L’enjeu autour des cartes graphiques n’est pas seulement matériel, il est aussi logiciel. La bataille qui se joue entre Nvidia et AMD, mais également Intel, est d’ailleurs passionnante à suivre. Nvidia est le précurseur des technologies de super-échantillonnage grand public avec le DLSS (Deep Learning Super Sampling), AMD propose le FSR (FidelityFX Super Resolution), quant à Intel, on le nomme chez eux XSS (Xe Super Sampling).

Aujourd’hui, les PC portables perdent en performance lorsqu’ils sont débranchés. Un problème qu’Apple aime souligner dans ses conférences, puisque ses MacBook sous ARM en sont épargnés. Les technologies comme le DLSS pourraient aider les fabricants à régler ce problème.

Qu’est-ce que qu’une technologie de super-échantillonnage ?

On l’appelle technologie de super-échantillonnage, mais on peut aussi parler de moteurs de mise à l’échelle spatiale. Ce type de technologie existe depuis très longtemps, la plupart des téléviseurs Full HD et 4K en sont dotés. L’idée de la technologie de super-échantillonnage est de réduire la pression exercée sur votre GPU en calculant le rendu de l’image originale à une définition inférieure, puis en utilisant l’intelligence artificielle pour augmenter cette image afin de donner l’illusion qu’elle a été crée à une définition supérieure.

Imaginez que vous jouez à un titre AAA visuellement époustouflant avec des paramètres maximaux sur un écran 4K, mais que le jeu tourne en réalité en Full HD, puis est mis à l’échelle par l’IA en 4K à l’aide de cette technologie. Les images seront alors plus détaillées et cela signifie aussi que le jeu peut s’exécuter plus rapidement et de manière plus fluide, ce qui vous permet de réaliser des gains importants en termes de nombre d’images affichées, sans que les effets graphiques en pâtissent.
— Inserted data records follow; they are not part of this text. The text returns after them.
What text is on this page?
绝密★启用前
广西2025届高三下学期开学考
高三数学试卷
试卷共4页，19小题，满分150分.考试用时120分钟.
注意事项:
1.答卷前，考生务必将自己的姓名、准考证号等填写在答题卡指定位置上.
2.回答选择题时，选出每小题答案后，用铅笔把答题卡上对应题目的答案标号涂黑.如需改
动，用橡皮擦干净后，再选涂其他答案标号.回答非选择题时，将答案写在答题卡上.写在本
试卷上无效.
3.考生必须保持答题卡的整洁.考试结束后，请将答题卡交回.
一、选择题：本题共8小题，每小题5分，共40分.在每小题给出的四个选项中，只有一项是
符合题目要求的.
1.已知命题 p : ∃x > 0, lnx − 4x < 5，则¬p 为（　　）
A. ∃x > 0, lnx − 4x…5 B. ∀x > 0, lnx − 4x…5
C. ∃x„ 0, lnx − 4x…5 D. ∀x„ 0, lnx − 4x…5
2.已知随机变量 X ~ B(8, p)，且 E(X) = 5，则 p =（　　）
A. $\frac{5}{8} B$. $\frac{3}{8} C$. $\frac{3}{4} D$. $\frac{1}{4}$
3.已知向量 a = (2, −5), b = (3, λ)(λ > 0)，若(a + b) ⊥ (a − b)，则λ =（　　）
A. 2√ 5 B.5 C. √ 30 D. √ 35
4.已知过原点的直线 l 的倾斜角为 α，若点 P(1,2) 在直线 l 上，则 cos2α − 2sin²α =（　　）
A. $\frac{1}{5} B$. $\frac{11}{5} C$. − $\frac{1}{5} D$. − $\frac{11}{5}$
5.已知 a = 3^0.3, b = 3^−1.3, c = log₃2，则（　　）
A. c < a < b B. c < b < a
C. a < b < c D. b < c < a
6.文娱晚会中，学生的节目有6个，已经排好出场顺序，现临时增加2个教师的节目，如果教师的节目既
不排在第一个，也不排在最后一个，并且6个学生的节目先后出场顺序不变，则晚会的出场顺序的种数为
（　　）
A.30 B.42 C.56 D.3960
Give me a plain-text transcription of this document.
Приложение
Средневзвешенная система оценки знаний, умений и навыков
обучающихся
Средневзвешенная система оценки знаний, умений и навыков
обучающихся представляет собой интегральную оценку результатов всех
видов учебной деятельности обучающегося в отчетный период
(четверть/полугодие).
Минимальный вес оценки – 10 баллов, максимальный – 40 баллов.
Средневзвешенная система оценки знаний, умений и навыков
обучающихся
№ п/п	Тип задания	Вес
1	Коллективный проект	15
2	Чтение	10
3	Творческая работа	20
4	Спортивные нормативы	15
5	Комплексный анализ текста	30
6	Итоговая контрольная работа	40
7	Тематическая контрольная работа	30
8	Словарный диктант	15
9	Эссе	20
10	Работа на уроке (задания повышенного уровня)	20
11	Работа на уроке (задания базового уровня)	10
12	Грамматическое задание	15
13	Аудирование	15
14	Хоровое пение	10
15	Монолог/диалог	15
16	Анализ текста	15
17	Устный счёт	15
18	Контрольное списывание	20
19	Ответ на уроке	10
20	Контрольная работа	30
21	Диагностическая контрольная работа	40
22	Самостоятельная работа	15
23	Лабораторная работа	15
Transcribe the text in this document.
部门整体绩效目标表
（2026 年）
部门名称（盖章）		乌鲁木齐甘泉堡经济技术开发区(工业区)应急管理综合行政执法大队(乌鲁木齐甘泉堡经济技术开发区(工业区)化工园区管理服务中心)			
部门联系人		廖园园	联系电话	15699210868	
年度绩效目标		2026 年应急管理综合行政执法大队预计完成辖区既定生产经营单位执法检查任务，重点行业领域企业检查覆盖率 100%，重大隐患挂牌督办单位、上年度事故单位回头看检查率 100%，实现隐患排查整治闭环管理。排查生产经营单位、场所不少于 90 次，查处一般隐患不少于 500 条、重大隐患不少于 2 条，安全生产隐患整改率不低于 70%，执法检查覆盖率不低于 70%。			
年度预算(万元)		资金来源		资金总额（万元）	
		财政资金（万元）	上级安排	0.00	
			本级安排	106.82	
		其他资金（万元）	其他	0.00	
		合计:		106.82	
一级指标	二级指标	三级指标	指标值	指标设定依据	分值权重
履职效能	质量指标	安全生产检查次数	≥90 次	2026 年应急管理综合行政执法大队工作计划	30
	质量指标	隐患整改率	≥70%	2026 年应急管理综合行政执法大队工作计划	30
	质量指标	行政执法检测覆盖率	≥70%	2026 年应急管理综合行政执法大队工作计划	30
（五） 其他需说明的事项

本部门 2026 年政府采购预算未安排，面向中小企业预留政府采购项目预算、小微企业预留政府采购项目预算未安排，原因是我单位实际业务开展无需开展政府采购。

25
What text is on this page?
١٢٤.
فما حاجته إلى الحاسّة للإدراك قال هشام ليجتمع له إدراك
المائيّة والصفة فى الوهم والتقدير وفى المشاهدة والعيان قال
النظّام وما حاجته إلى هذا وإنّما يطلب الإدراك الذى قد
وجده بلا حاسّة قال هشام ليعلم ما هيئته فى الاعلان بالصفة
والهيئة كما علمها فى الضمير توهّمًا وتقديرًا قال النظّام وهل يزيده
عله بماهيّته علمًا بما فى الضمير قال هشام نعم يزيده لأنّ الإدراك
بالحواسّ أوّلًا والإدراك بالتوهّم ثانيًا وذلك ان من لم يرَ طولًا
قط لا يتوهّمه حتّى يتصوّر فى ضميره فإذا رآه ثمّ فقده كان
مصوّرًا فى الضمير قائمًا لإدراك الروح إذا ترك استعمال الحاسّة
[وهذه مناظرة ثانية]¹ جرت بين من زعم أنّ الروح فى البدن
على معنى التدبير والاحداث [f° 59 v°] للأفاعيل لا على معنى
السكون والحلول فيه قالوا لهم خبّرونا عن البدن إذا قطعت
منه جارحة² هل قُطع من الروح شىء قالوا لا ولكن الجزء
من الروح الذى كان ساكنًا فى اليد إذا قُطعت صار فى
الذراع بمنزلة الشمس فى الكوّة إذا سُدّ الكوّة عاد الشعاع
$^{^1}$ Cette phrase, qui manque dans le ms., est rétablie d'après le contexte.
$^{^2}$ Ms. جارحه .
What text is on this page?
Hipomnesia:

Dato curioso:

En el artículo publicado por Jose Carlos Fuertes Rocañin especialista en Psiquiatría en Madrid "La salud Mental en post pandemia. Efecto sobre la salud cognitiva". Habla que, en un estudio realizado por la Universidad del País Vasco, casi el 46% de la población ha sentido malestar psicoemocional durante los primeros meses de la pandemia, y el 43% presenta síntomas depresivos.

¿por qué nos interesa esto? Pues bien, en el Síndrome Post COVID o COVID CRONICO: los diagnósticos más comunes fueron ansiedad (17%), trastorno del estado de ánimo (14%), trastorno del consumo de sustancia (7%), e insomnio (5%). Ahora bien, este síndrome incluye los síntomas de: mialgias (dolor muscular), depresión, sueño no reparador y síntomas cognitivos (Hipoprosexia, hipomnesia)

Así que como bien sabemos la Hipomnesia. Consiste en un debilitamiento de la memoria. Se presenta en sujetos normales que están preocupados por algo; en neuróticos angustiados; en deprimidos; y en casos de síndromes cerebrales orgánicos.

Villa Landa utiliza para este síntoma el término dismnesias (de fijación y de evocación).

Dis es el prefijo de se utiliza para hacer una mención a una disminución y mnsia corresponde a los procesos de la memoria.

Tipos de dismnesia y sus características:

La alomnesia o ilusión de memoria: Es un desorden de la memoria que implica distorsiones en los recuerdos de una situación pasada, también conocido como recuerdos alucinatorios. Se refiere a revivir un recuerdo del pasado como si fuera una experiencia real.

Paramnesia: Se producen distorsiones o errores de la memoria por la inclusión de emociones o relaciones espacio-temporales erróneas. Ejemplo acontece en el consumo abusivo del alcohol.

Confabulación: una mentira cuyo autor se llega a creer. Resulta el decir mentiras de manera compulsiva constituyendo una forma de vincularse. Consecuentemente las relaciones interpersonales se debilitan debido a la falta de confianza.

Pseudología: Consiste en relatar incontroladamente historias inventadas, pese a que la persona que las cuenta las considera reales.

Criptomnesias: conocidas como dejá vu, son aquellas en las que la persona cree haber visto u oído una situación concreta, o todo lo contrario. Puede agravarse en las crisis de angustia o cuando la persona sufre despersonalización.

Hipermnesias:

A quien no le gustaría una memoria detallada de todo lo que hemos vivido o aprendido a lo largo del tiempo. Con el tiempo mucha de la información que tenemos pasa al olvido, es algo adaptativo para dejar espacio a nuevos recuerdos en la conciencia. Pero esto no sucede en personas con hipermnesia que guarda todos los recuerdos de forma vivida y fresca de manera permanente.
L’intelligence artificielle utilisée par cette technologie ajoute essentiellement les pixels supplémentaires.

Apparemment, c’est un défi énorme, car il faut générer des centaines d’images par seconde sans que les joueurs s’aperçoivent de ce traitement. Mais, il serait faux de mélanger les technologies sur le marché, les solutions de Nvidia, AMD et Intel sont très différentes.

Les technologies se révèlent différentes

Il y a autant de recettes que d’éditeur de logiciels pour tenter de gommer les défauts et notamment l’effet d’escalier qui survient avec cette pratique ou toutes incohérences de l’image. Au cas où vous auriez besoin d’une brève explication : les techniques de mise à l’échelle spatiale, comme AMD FSR 1.0, exécutent chaque image vidéo de votre jeu une à la fois via un algorithme – et elles ne nécessitent pas de GPU spécial pour fonctionner.

Le DLSS de Nvidia, d’autre part, est une technique de mise à l’échelle temporelle qui compare plusieurs images et tient compte de la façon dont les choses bougent dans une scène de jeu vidéo, et traite tout cela en utilisant un réseau de neurones qui fonctionne exclusivement sur les cœurs Tensor que vous ne pouvez trouver dans un GPU Nvidia RTX. En d’autres mots : le DLSS nécessite une accélération matérielle dédiée alors que le FSR 1.0 vise une compatibilité plus large. Le FSR 2.0 d’AMD et le XeSS d’Intel fonctionnent sur le même principe que le DLSS.

Le DLSS est-il écologique ?

L’idée ici n’est pas de montrer que le DLSS permet d’augmenter le nombre d’images par seconde affiché à l’écran ou la qualité des rendus… Le DLSS propose parfois une meilleure image que le rendu natif, Nvidia a d’ailleurs créé son propre outil pour comparer les rendus. ICAT est un programme Windows (évidemment) enfantin qui vous aide à visualiser une pile de captures d’écran, de gameplay et même de vidéos enregistrées côte à côte. En alignant automatiquement les images et en vous assurant de faire un panoramique fluide sur chaque scène, de zoomer en avant et en arrière, sur toutes ces images ou vidéos simultanément.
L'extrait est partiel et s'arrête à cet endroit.